Wednesday, 21 December 2016


The Wassail is an ancient celebratory custom. The term comes from the Anglo-Saxon for 'good cheer' and refers to a midwinter custom intended to welcome in the new year. It often coincided with St Thomas's Day, 21st December, where the poor would go house to house a-Thomasing or a-gooding: collecting money, clothing or food.
Rather like modern carol singing, wassailers would go from house to house, often the largest ones, singing traditional songs on return for a liberal supply of beer, cider or pennies. This was collected in a bowl, kept by the King of the Wassailers.  In some cases the bowl was used for this purpose for a hundred years or more.

A Warwickshire wassailing song was:

Wassail, wassail, all over the town,
Our bread it is white and our ale it is brown,
Our bowl it is made of a map-a-lin tree,
And with our wassailing bowl we drink unto thee. 

Apple  trees are also commonly wassailed in winter to ensure good health the coming year.
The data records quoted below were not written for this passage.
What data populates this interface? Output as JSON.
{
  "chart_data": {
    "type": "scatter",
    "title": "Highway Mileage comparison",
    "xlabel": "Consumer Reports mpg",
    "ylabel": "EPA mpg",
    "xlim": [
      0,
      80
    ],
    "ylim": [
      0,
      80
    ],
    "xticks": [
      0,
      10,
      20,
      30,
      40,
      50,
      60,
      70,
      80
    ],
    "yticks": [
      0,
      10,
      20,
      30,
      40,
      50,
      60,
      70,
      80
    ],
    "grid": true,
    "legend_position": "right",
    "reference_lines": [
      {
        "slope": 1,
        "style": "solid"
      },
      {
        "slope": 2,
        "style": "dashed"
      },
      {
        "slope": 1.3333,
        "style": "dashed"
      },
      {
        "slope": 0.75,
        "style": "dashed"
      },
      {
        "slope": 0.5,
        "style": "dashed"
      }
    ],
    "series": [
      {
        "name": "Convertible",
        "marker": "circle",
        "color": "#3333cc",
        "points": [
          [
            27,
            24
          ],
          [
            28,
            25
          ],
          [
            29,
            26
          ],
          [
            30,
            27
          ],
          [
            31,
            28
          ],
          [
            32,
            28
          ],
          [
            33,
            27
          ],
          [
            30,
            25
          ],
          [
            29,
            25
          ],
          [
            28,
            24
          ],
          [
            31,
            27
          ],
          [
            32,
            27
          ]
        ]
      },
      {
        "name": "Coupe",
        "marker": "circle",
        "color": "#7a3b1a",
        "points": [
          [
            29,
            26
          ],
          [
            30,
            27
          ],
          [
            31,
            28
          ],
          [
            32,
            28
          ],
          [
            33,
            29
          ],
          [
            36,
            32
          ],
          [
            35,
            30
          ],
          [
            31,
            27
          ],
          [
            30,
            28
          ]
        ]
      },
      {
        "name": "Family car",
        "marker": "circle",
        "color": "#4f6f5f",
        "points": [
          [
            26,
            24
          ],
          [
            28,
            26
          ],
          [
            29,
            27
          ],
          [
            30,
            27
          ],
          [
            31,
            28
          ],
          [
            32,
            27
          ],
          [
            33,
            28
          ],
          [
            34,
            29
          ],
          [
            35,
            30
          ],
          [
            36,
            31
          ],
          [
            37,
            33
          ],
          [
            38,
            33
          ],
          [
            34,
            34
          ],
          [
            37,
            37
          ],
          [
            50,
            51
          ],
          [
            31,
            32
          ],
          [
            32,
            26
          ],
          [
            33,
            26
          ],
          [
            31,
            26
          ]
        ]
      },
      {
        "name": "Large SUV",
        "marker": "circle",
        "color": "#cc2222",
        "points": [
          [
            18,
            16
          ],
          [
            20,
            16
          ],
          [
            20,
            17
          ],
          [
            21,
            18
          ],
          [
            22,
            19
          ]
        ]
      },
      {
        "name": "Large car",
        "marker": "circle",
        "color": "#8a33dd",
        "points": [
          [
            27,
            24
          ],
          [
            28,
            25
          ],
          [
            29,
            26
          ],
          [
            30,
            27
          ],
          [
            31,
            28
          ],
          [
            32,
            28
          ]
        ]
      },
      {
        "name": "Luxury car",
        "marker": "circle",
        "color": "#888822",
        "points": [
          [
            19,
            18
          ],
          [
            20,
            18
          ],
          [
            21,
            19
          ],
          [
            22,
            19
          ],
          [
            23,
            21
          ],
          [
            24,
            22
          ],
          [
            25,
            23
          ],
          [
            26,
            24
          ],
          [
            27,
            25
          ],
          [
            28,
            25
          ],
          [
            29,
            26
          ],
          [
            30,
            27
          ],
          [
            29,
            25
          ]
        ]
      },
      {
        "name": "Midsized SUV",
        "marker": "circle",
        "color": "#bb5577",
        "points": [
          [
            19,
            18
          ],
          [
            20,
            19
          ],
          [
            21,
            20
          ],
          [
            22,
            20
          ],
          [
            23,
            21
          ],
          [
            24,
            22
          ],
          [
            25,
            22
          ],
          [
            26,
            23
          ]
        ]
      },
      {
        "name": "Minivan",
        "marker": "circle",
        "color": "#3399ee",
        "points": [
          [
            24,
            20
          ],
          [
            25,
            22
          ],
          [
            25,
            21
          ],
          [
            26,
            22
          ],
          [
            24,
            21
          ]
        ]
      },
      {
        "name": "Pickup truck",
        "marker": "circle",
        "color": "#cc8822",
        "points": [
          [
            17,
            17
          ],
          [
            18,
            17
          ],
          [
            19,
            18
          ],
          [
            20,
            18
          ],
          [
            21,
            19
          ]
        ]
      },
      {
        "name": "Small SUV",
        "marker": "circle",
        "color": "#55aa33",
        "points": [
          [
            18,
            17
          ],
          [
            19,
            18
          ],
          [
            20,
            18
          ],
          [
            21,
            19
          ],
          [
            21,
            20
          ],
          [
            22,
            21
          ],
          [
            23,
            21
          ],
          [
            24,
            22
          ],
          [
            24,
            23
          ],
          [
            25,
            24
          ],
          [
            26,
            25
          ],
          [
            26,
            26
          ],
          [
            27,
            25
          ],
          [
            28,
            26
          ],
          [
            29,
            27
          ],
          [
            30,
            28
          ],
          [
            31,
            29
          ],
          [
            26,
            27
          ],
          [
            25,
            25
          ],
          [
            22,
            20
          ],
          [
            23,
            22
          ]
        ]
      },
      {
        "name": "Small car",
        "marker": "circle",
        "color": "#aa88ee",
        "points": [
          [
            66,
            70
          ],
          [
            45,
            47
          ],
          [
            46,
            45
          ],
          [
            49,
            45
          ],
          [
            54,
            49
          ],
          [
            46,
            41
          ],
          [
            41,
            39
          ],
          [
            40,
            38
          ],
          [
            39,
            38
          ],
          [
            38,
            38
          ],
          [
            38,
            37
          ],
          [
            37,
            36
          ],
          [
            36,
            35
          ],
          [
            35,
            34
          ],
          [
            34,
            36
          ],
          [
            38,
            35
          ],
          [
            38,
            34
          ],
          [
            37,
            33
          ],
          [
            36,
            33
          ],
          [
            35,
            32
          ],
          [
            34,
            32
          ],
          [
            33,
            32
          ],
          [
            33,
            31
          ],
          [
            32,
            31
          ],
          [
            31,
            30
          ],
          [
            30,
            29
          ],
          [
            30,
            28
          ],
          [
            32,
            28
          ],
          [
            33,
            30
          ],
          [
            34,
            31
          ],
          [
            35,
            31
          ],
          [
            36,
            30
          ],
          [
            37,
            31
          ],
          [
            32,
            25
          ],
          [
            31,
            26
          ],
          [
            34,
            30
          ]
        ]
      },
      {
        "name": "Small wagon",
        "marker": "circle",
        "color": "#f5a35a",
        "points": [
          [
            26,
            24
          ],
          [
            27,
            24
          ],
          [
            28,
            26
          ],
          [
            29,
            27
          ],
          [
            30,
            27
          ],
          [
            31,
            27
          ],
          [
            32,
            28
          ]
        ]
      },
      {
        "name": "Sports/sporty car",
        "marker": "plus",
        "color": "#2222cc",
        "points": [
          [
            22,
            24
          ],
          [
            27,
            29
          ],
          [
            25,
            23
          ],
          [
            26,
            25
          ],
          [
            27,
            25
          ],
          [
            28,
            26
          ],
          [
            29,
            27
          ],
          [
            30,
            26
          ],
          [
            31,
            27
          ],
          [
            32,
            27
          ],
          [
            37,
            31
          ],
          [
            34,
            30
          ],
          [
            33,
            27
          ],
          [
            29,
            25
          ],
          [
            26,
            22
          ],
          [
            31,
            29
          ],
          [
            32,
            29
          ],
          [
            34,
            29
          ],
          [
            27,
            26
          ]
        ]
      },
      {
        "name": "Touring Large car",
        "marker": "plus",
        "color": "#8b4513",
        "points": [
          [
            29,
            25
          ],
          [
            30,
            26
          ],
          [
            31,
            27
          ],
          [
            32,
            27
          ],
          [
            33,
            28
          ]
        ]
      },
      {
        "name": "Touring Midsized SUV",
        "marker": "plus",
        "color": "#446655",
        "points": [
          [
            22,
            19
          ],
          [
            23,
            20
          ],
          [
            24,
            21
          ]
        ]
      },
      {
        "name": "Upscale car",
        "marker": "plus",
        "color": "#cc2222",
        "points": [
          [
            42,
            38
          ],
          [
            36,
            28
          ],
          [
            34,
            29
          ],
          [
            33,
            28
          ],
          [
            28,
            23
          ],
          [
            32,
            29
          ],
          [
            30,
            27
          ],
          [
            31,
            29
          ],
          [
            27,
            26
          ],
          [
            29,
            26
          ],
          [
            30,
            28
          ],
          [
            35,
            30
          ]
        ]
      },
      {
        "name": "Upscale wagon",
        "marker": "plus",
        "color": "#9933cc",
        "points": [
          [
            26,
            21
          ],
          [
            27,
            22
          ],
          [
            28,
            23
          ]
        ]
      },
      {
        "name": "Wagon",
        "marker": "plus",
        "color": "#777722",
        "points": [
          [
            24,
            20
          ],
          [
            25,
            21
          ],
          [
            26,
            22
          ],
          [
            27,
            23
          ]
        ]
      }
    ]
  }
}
In some areas it took place on Christmas Eve, others on Twelfth Night (6th January,) or 17th January, which corresponds to Twelfth Night before the calendar alteration in 1752, a fact which reveals the age of the custom.
This wassailing involved pouring cider into the roots (and drinking liberal quantities at the same time) and often placing cider-soaked toast in the branches while singing songs which varied according to area.

As the pagan customs died out, the wassail tradition was transferred to the Christmas season, and is likely the origin of carol singing which is still going strong today.
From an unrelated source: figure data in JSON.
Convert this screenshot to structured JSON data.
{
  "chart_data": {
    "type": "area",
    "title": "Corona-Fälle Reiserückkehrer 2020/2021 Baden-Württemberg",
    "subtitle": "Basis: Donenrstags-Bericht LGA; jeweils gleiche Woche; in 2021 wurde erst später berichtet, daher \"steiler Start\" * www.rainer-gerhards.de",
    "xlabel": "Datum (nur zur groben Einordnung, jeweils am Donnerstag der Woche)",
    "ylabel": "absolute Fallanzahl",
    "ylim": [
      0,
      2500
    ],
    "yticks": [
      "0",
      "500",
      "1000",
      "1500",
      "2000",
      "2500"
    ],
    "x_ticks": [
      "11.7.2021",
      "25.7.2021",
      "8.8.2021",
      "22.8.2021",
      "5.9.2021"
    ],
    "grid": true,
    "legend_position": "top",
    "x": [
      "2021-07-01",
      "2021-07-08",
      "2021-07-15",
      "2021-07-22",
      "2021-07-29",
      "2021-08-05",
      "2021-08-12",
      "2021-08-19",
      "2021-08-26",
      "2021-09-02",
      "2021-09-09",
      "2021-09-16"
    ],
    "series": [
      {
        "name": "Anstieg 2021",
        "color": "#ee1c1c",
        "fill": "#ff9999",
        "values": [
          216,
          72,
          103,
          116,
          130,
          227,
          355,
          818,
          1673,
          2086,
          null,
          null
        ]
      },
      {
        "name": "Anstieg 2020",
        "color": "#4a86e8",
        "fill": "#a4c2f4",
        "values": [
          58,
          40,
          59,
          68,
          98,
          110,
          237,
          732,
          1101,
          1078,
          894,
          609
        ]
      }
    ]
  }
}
Wednesday, 14 December 2016

The Oak Moon

The full moon of December is often called the Oak Moon.

 December is the end of the year, when thoughts turn forwards and also back. We automatically consider the New Year as a time for a fresh start.
The oak is symbolic of this. The Celtic words for oak, duir or derw, have the same root as 'door'. And the oak was considered a gateway between lives, worlds, and spiritual stages of life. This is why the tree was sacred to the Druids - 'Druid' itself deriving from the same root.

 The Oak King ruled over the dying year, superseded by the Holly King of the new year. The oak is the last of the deciduous trees to lose its leaves in winter - they hang on well into December - giving another connection to the dying year. The holly is of course evergreen, and symbolises the continuing thread of life throughout the months of death.

 And so life goes on, through the doorway into the new year.

Saturday, 3 December 2016

The Mistletoe

Mistletoe is one of our most unusual - and therefore special - plants. It is parasitic, living high in the branches of other trees and living off their sustenance. Its near unique lack of connection with the ground led to its reverence in many cultures. It commonly grows in apple trees and oak trees, themselves both sacred in many belief systems, a fact which adds to its lore.
It was highly sacred in Britain, especially if growing in an oak tree. Pliny wrote an account of its harvesting in the 1st century AD. The Druids would harvest it with a golden sickle, catching it in a sheet so it didn't touch the ground and profane its sacredness. It was believed to cure infertility and provide an antidote to poison. ( It is in fact highly poisonous. ) It also warded off lightening and other evils.

In Norse myth, the god Baldur, who represented the divine light, was killed by a dart of mistletoe. Every living thing had been made to swear not to harm him, with this one exception, which was thought too innocent to cause harm.

And kissing under the mistletoe, a tradition at least 200 years old, still happens at Christmas today!